# PracticalCompiler
Typechecking of a functional language with some useful types.

  Well-Typed expressions are separated into three classes: Universe, Type, Term.
Universes are to types as types are to terms. The base universe is usually called 'type'.
  For example, we have (3 : int), three is an int, and (int : type), 'int' is a type. For short, we can combine these assertions (3 : int : type). This triple structure is mirrored at every level, ("Hello" : string : type), (string : type : kind), (list : type -> type : kind), etc. That is what I mean by the three classes.

  Every expression (e.g. 17) has a corresponding type (int) and universe (type). The universe of an expression is always fully known statically, while the type and term can be abstract (variables, only resolved at runtime).
  For example, (x : string : type) is allowed, even (y : T : type), but not (z : S : U : kind) as U cannot be restricted to be a universe under which a type can be hidden. That is, from the level of a statically known universe, only two levels of abstractions can be made below. e.g. (S : U : kind) but not (z : S : U : kind)

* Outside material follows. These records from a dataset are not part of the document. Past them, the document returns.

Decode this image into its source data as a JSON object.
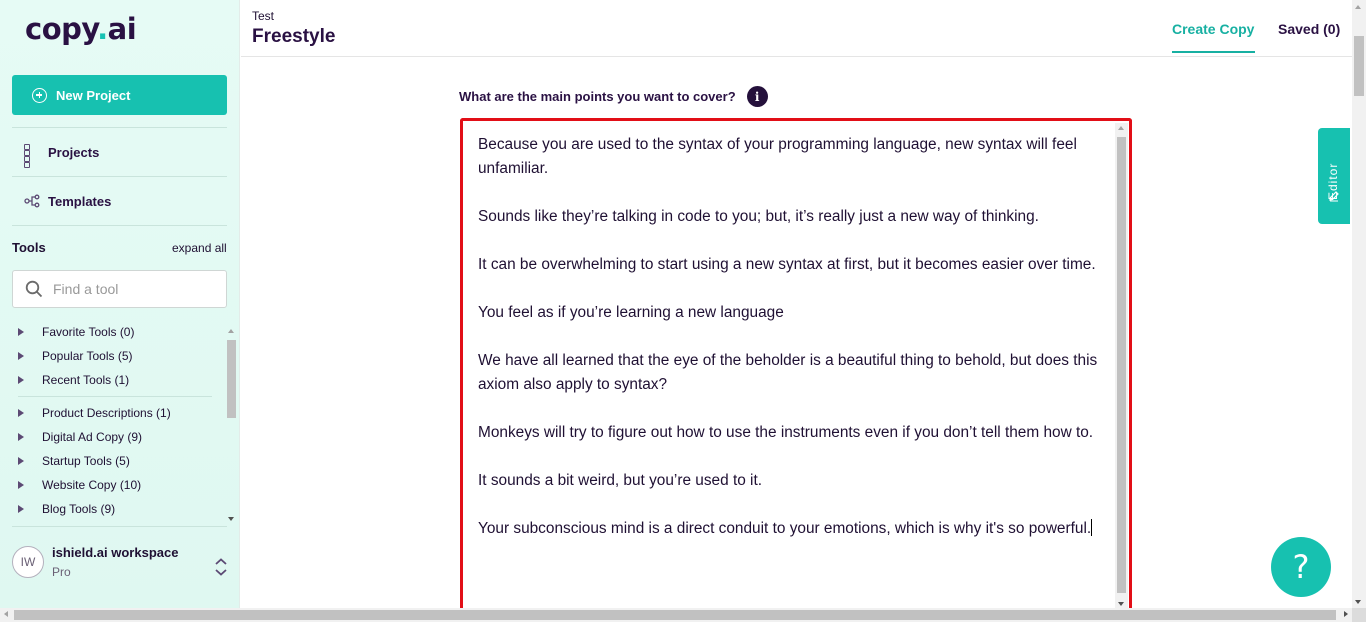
{
  "brand": {
    "logo_main": "copy",
    "logo_dot": ".",
    "logo_tail": "ai",
    "accent": "#17c1b0"
  },
  "sidebar": {
    "new_project_label": "New Project",
    "nav": [
      {
        "label": "Projects",
        "icon": "grid-icon"
      },
      {
        "label": "Templates",
        "icon": "templates-icon"
      }
    ],
    "tools_title": "Tools",
    "expand_all": "expand all",
    "search_placeholder": "Find a tool",
    "tool_groups_top": [
      "Favorite Tools (0)",
      "Popular Tools (5)",
      "Recent Tools (1)"
    ],
    "tool_groups": [
      "Product Descriptions (1)",
      "Digital Ad Copy (9)",
      "Startup Tools (5)",
      "Website Copy (10)",
      "Blog Tools (9)"
    ],
    "workspace": {
      "initials": "IW",
      "name": "ishield.ai workspace",
      "plan": "Pro"
    }
  },
  "header": {
    "breadcrumb": "Test",
    "title": "Freestyle",
    "tabs": [
      {
        "label": "Create Copy",
        "active": true
      },
      {
        "label": "Saved (0)",
        "active": false
      }
    ]
  },
  "main": {
    "question": "What are the main points you want to cover?",
    "info_icon_text": "i",
    "paragraphs": [
      "Because you are used to the syntax of your programming language, new syntax will feel unfamiliar.",
      "Sounds like they’re talking in code to you; but, it’s really just a new way of thinking.",
      "It can be overwhelming to start using a new syntax at first, but it becomes easier over time.",
      "You feel as if you’re learning a new language",
      "We have all learned that the eye of the beholder is a beautiful thing to behold, but does this axiom also apply to syntax?",
      "Monkeys will try to figure out how to use the instruments even if you don’t tell them how to.",
      "It sounds a bit weird, but you’re used to it.",
      "Your subconscious mind is a direct conduit to your emotions, which is why it's so powerful."
    ]
  },
  "editor_tab_label": "Editor",
  "help_label": "?"
}
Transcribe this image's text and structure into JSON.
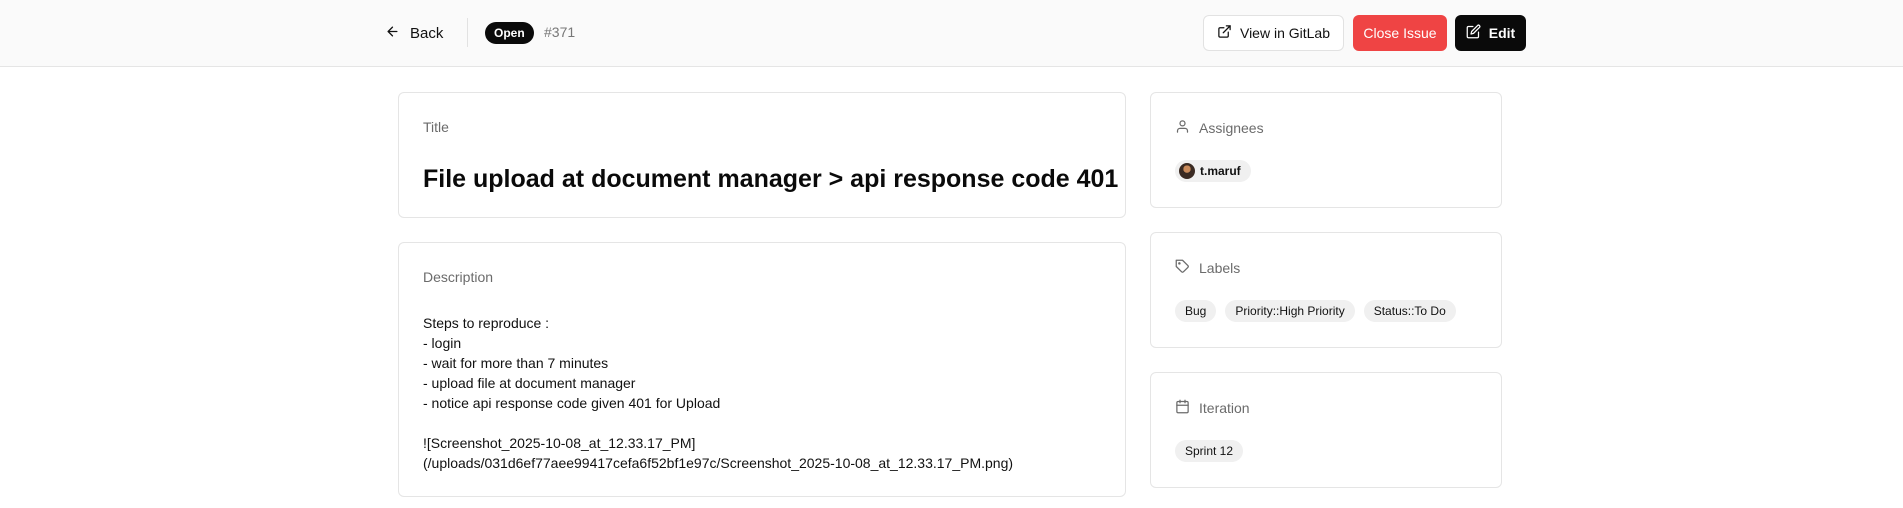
{
  "header": {
    "back_label": "Back",
    "status": "Open",
    "issue_number": "#371",
    "view_gitlab_label": "View in GitLab",
    "close_label": "Close Issue",
    "edit_label": "Edit"
  },
  "issue": {
    "title_label": "Title",
    "title": "File upload at document manager > api response code 401",
    "description_label": "Description",
    "description_lines": [
      "Steps to reproduce :",
      "- login",
      "- wait for more than 7 minutes",
      "- upload file at document manager",
      "- notice api response code given 401 for Upload",
      "",
      "![Screenshot_2025-10-08_at_12.33.17_PM](/uploads/031d6ef77aee99417cefa6f52bf1e97c/Screenshot_2025-10-08_at_12.33.17_PM.png)"
    ]
  },
  "sidebar": {
    "assignees_label": "Assignees",
    "assignees": [
      "t.maruf"
    ],
    "labels_label": "Labels",
    "labels": [
      "Bug",
      "Priority::High Priority",
      "Status::To Do"
    ],
    "iteration_label": "Iteration",
    "iteration": "Sprint 12"
  },
  "icons": {
    "back": "arrow-left-icon",
    "external": "external-link-icon",
    "edit": "edit-icon",
    "user": "user-icon",
    "tag": "tag-icon",
    "calendar": "calendar-icon"
  },
  "colors": {
    "danger": "#ef4444",
    "primary": "#0a0a0a"
  }
}
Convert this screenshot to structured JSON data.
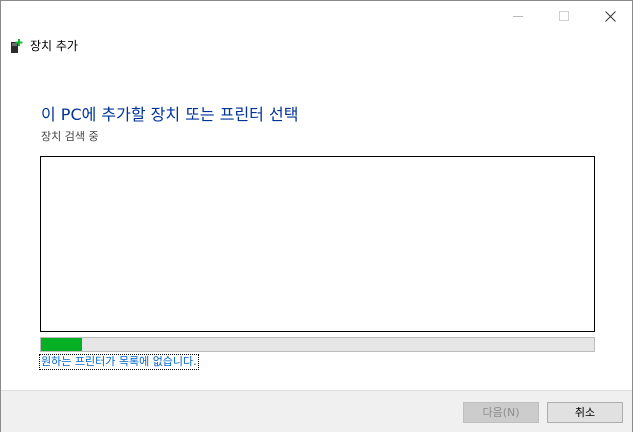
{
  "window": {
    "title": "장치 추가",
    "controls": {
      "minimize": "minimize-icon",
      "maximize": "maximize-icon",
      "close": "close-icon"
    }
  },
  "main": {
    "heading": "이 PC에 추가할 장치 또는 프린터 선택",
    "status": "장치 검색 중",
    "device_list": [],
    "progress": 0.075,
    "help_link": "원하는 프린터가 목록에 없습니다."
  },
  "footer": {
    "next_label": "다음(N)",
    "cancel_label": "취소"
  },
  "colors": {
    "heading": "#003399",
    "progress": "#06b025",
    "link": "#0066cc"
  }
}
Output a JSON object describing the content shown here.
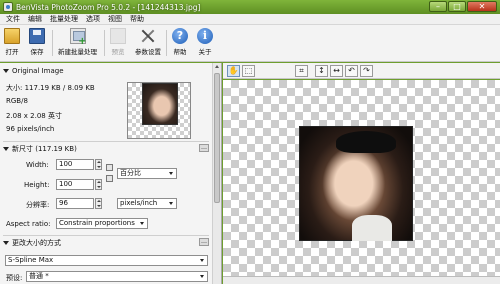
{
  "window": {
    "title": "BenVista PhotoZoom Pro 5.0.2 - [141244313.jpg]",
    "controls": {
      "minimize": "–",
      "maximize": "□",
      "close": "✕"
    }
  },
  "menu": [
    "文件",
    "编辑",
    "批量处理",
    "选项",
    "视图",
    "帮助"
  ],
  "toolbar": {
    "open": "打开",
    "save": "保存",
    "new_batch": "新建批量处理",
    "preview": "预览",
    "settings": "参数设置",
    "help": "帮助",
    "about": "关于"
  },
  "original_image": {
    "header": "Original Image",
    "size_line": "大小: 117.19 KB / 8.09 KB",
    "color_mode": "RGB/8",
    "dimensions": "2.08 x 2.08 英寸",
    "resolution": "96 pixels/inch"
  },
  "new_size": {
    "header": "新尺寸 (117.19 KB)",
    "width_label": "Width:",
    "width_value": "100",
    "height_label": "Height:",
    "height_value": "100",
    "unit": "百分比",
    "resolution_label": "分辨率:",
    "resolution_value": "96",
    "resolution_unit": "pixels/inch",
    "aspect_label": "Aspect ratio:",
    "aspect_value": "Constrain proportions"
  },
  "resize_method": {
    "header": "更改大小的方式",
    "method": "S-Spline Max",
    "preset_label": "预设:",
    "preset_value": "普通 *"
  },
  "view_toolbar": {
    "hand_icon": "✋",
    "select_icon": "⬚",
    "crop_icon": "⌗",
    "vertical_icon": "↕",
    "horizontal_icon": "↔",
    "rotate_left_icon": "↶",
    "rotate_right_icon": "↷"
  },
  "colors": {
    "titlebar": "#6e9e2e",
    "accent": "#1f5fb8"
  }
}
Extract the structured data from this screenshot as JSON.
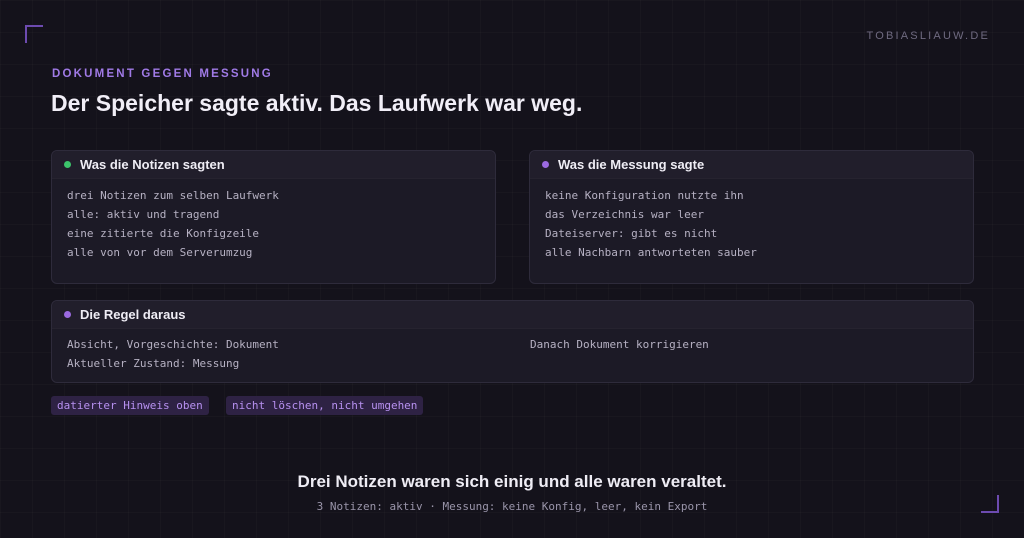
{
  "site": "TOBIASLIAUW.DE",
  "eyebrow": "DOKUMENT GEGEN MESSUNG",
  "title": "Der Speicher sagte aktiv. Das Laufwerk war weg.",
  "cards": {
    "notes": {
      "title": "Was die Notizen sagten",
      "dot_color": "#3cc46b",
      "lines": [
        "drei Notizen zum selben Laufwerk",
        "alle: aktiv und tragend",
        "eine zitierte die Konfigzeile",
        "alle von vor dem Serverumzug"
      ]
    },
    "measurement": {
      "title": "Was die Messung sagte",
      "dot_color": "#9b6ae0",
      "lines": [
        "keine Konfiguration nutzte ihn",
        "das Verzeichnis war leer",
        "Dateiserver: gibt es nicht",
        "alle Nachbarn antworteten sauber"
      ]
    },
    "rule": {
      "title": "Die Regel daraus",
      "dot_color": "#9b6ae0",
      "left_lines": [
        "Absicht, Vorgeschichte: Dokument",
        "Aktueller Zustand: Messung"
      ],
      "right_lines": [
        "Danach Dokument korrigieren"
      ]
    }
  },
  "tags": [
    "datierter Hinweis oben",
    "nicht löschen, nicht umgehen"
  ],
  "conclusion": "Drei Notizen waren sich einig und alle waren veraltet.",
  "footnote": "3 Notizen: aktiv · Messung: keine Konfig, leer, kein Export"
}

  The level of terms is further divided in two classes: Constructor, Destructor.
  Each type generates a single constructor and destructor. For example, function types generate the constructor 'lambda' and destructor 'function application'. 

Example syntax:

relation : type -> type;  
relation [a] = (a, a) -> type;  
  
(==) : [a] -> relation a;  
(==) a [x, y] = struct {  
  transport : [P:a -> type] -> P x -> P y;  
};  
  
reflexive : [a] -> [x:a] -> (x == x);  
reflexive a x = new {  
  transport P xs = xs;  
};